As Trump withdraws American troops from war-ravaged Afghanistan, China’s predatory eyes are turning towards the hordes of mineral wealth worth 3 trillion dollars underneath the ground in Afghanistan. In fact, China is already in process of usurping the war-scarred country. Beijing is said to be secretly in talks with the civilian government of Afghanistan to build its own military base in the country. At the same time, China is also said to have secured an understanding with Taliban leaders not to aggravate the Uighur situation within China’s far-Western Xinjiang province.
The massive Afghan mineral wealth had always been at the top of Chinese agenda. When in 2018, Pakistan-US relations soured due to Islamabad’s support for terror groups that the American military was trying to fight, Washington had announced aid cuts to Pakistan. Chinese President Xi Jinping himself had faced stinging criticism for the investments he made in Afghanistan in the prior years.
Till now, Chinese investments in Afghanistan running into billions of dollars have failed to tap into the country’s mineral wealth primarily because of the longstanding conflicts and violence in the country. But with the US trying to find an exit from Afghanistan, China has found a new path to Afghan wealth.
And China’s tactics are going to be remarkably different from Washington’s Afghanistan strategy. Unlike the imperial policy of sending boots on the ground, China will hedge its bets with both the civilian government and the Taliban by buying influence in the landlocked country. China is also strong-arming Pakistan to pursue its interests with the Taliban in a much better way than the United States.
Beijing generally refrains from getting involved in military engagements beyond its borders.
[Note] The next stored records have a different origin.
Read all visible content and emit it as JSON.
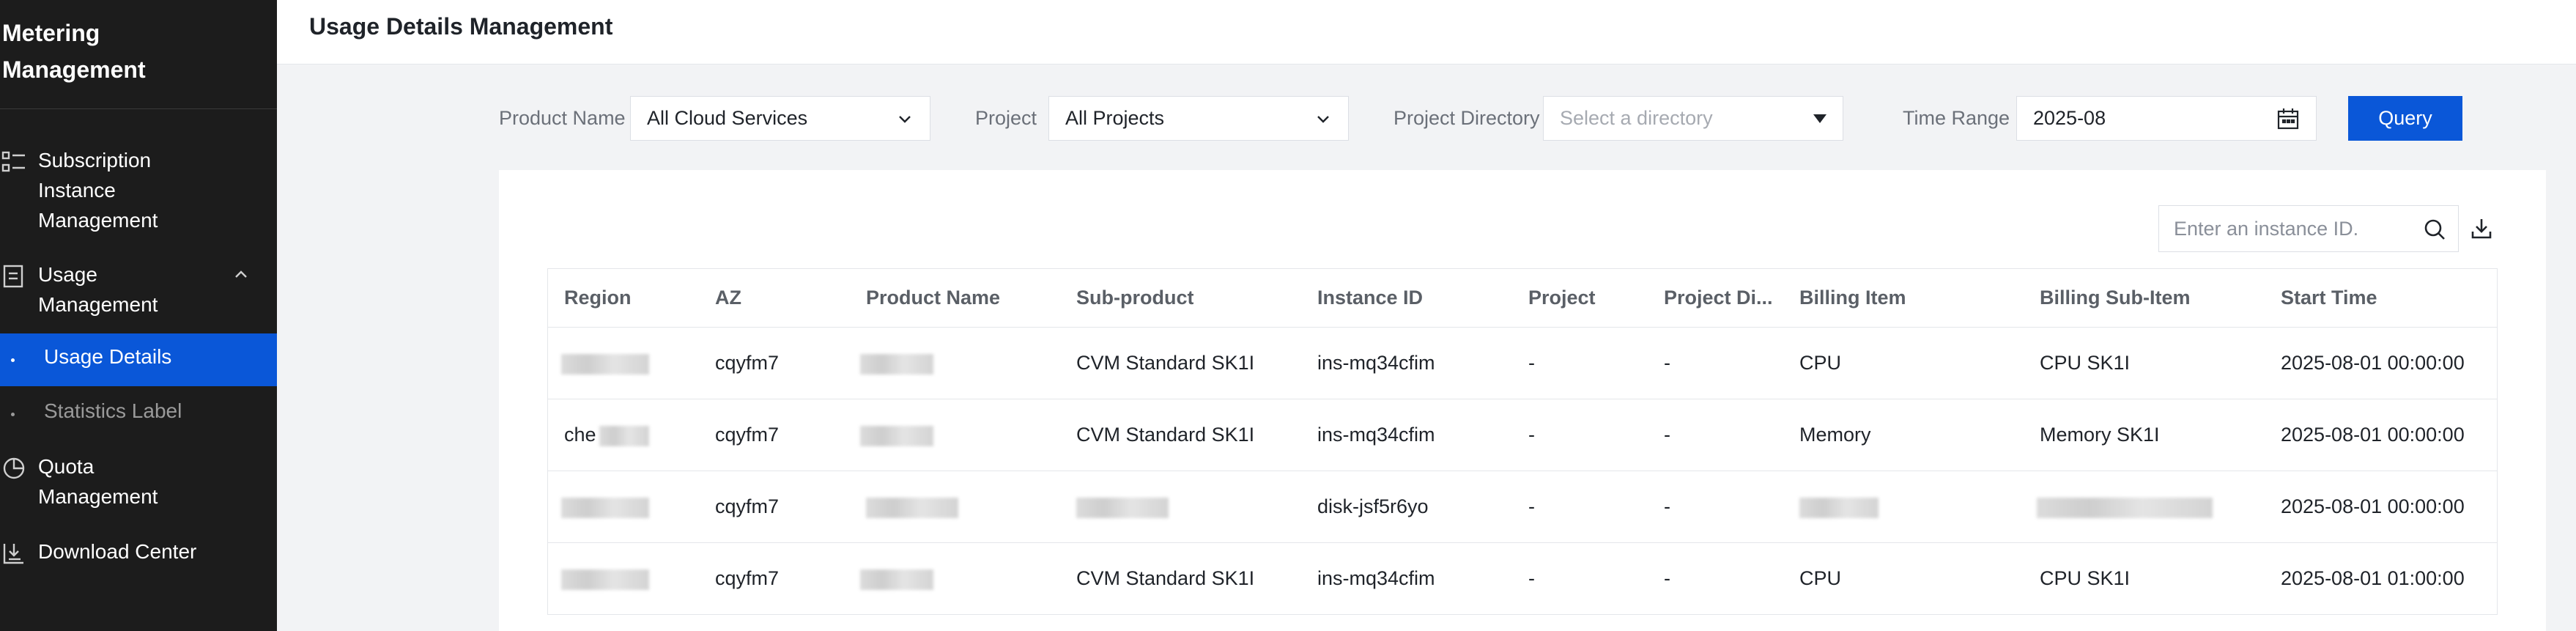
{
  "sidebar": {
    "title": "Metering Management",
    "items": [
      {
        "label": "Subscription Instance Management",
        "icon": "list-icon"
      },
      {
        "label": "Usage Management",
        "icon": "document-icon",
        "expanded": true,
        "children": [
          {
            "label": "Usage Details",
            "active": true
          },
          {
            "label": "Statistics Label",
            "active": false
          }
        ]
      },
      {
        "label": "Quota Management",
        "icon": "pie-chart-icon"
      },
      {
        "label": "Download Center",
        "icon": "download-box-icon"
      }
    ]
  },
  "header": {
    "title": "Usage Details Management"
  },
  "filters": {
    "product_name": {
      "label": "Product Name",
      "value": "All Cloud Services"
    },
    "project": {
      "label": "Project",
      "value": "All Projects"
    },
    "project_directory": {
      "label": "Project Directory",
      "placeholder": "Select a directory"
    },
    "time_range": {
      "label": "Time Range",
      "value": "2025-08"
    },
    "query_label": "Query"
  },
  "search": {
    "placeholder": "Enter an instance ID."
  },
  "table": {
    "columns": [
      "Region",
      "AZ",
      "Product Name",
      "Sub-product",
      "Instance ID",
      "Project",
      "Project Di...",
      "Billing Item",
      "Billing Sub-Item",
      "Start Time"
    ],
    "rows": [
      {
        "region": "",
        "az": "cqyfm7",
        "product": "",
        "sub_product": "CVM Standard SK1I",
        "instance_id": "ins-mq34cfim",
        "project": "-",
        "project_dir": "-",
        "billing_item": "CPU",
        "billing_sub_item": "CPU SK1I",
        "start_time": "2025-08-01 00:00:00"
      },
      {
        "region": "che",
        "az": "cqyfm7",
        "product": "",
        "sub_product": "CVM Standard SK1I",
        "instance_id": "ins-mq34cfim",
        "project": "-",
        "project_dir": "-",
        "billing_item": "Memory",
        "billing_sub_item": "Memory SK1I",
        "start_time": "2025-08-01 00:00:00"
      },
      {
        "region": "",
        "az": "cqyfm7",
        "product": "",
        "sub_product": "",
        "instance_id": "disk-jsf5r6yo",
        "project": "-",
        "project_dir": "-",
        "billing_item": "",
        "billing_sub_item": "",
        "start_time": "2025-08-01 00:00:00"
      },
      {
        "region": "",
        "az": "cqyfm7",
        "product": "",
        "sub_product": "CVM Standard SK1I",
        "instance_id": "ins-mq34cfim",
        "project": "-",
        "project_dir": "-",
        "billing_item": "CPU",
        "billing_sub_item": "CPU SK1I",
        "start_time": "2025-08-01 01:00:00"
      }
    ]
  },
  "colors": {
    "accent": "#0a57d8",
    "sidebar_bg": "#1c1c1c",
    "page_bg": "#f2f3f5"
  }
}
Yet in 2018, Fergana News, a reputed media outlet covering Central Asian developments had reported that according to the Afghan Defence Ministry spokesperson, a new military base of the Afghan Armed Forces would come up in the country’s Northern province of Badakhshan with Chinese support.
China has multiple objects to achieve out of Afghanistan- one of them being to get an understanding against the Uighurs in Xinjiang. China has imposed brutal security measures against Uighurs by lodging them in concentration camps and snatching their passports. Yet Beijing fears that Uighurs might find support and provocation from Islamist elements in Afghanistan and greater Central Asia.
An Afghan Defence Ministry source has told Fergana News, “The Chinese side fears that the Chinese Uyghurs, who are among the terrorists now, can cross the territory of China through Afghanistan and make problems for the Chinese authorities.”
A retired Afghan General further explained that ethnic Uighurs were seen amongst the Taliban regime, who received good training at Al-qaeda camps. China, of course, fears that its 76-kilometres border with Afghanistan on the far West could provoke militancy in Xinjiang.
By financing a military base in Afghanistan, China is dropping hints to the Afghan civilian government and armed forces. Beijing is suggesting that both Afghanistan and China can benefit out of enhanced cooperation.
But China is also using the Pakistan axis to earn goodwill with Taliban. Beijing knows that Taliban still controls majority of Afghan territory and Kabul’s future also hangs in balance. Therefore, China cannot put all its eggs in one basket and wants to position itself comfortably on both sides.
Deals with Taliban cannot be out in the open, and thus China is using Pakistan as a client state for cutting a ‘behind the curtains’ deal with Taliban. US News has reported that China and Pakistan have started an intelligence sharing mechanism to augment Beijing’s influence in the war-ravaged country at the expense of the United States.
Islamabad and Beijing have reportedly managed to convince the Taliban leadership not to provide safe havens or support to the Uighur Muslims from China-occupied Xinjiang entering Afghanistan. Both Chinese and Pakistani governments, of course, remain silent about the secret deal. But China’s success curry favour with Taliban are rather unprecedented.
The US itself, for example, has never been able to use the Afghan intelligence network to obtain an assurance about Al-Qaeda, the enemy-in-chief of American interests in Afghanistan. And while Taliban has repeatedly made it clear that it has nothing to do with Pakistan’s Kashmir agenda, it has never really refused to provide safe havens to Kashmir-focussed Jihadist-terror groups like Lashkar-e-Taiba (LeT) and Jaish-e-Mohammed (JeM).
China wants to become the principal regional force by gaining favour with both the Afghan civilian government and the Taliban. Vikram Singh, a former top official at the Pentagon for South and Southeast Asian affairs said, “If the Chinese are bringing Pakistan more ‘behind the curtain,’ in terms of intelligence and military cooperation, it will be tailored to their common interests like confronting India over territorial disputes.”
Within the American strategic circles, China’s new-found understanding with the Taliban has become a source of worry. US News quoted a US assessment source as saying, “The reality is now dawning within the intelligence community.” The source added, “We are now leaving Afghanistan, but who are we leaving it to?”
Afghanistan’s mineral wealth is the key to its future prospects. But with a belligerent China eyeing these resources and also gaining favour with Afghan political leadership, it is very much possible that Beijing steals Kabul’s prosperous future, enriching itself and putting the war-torn country through still greater misery.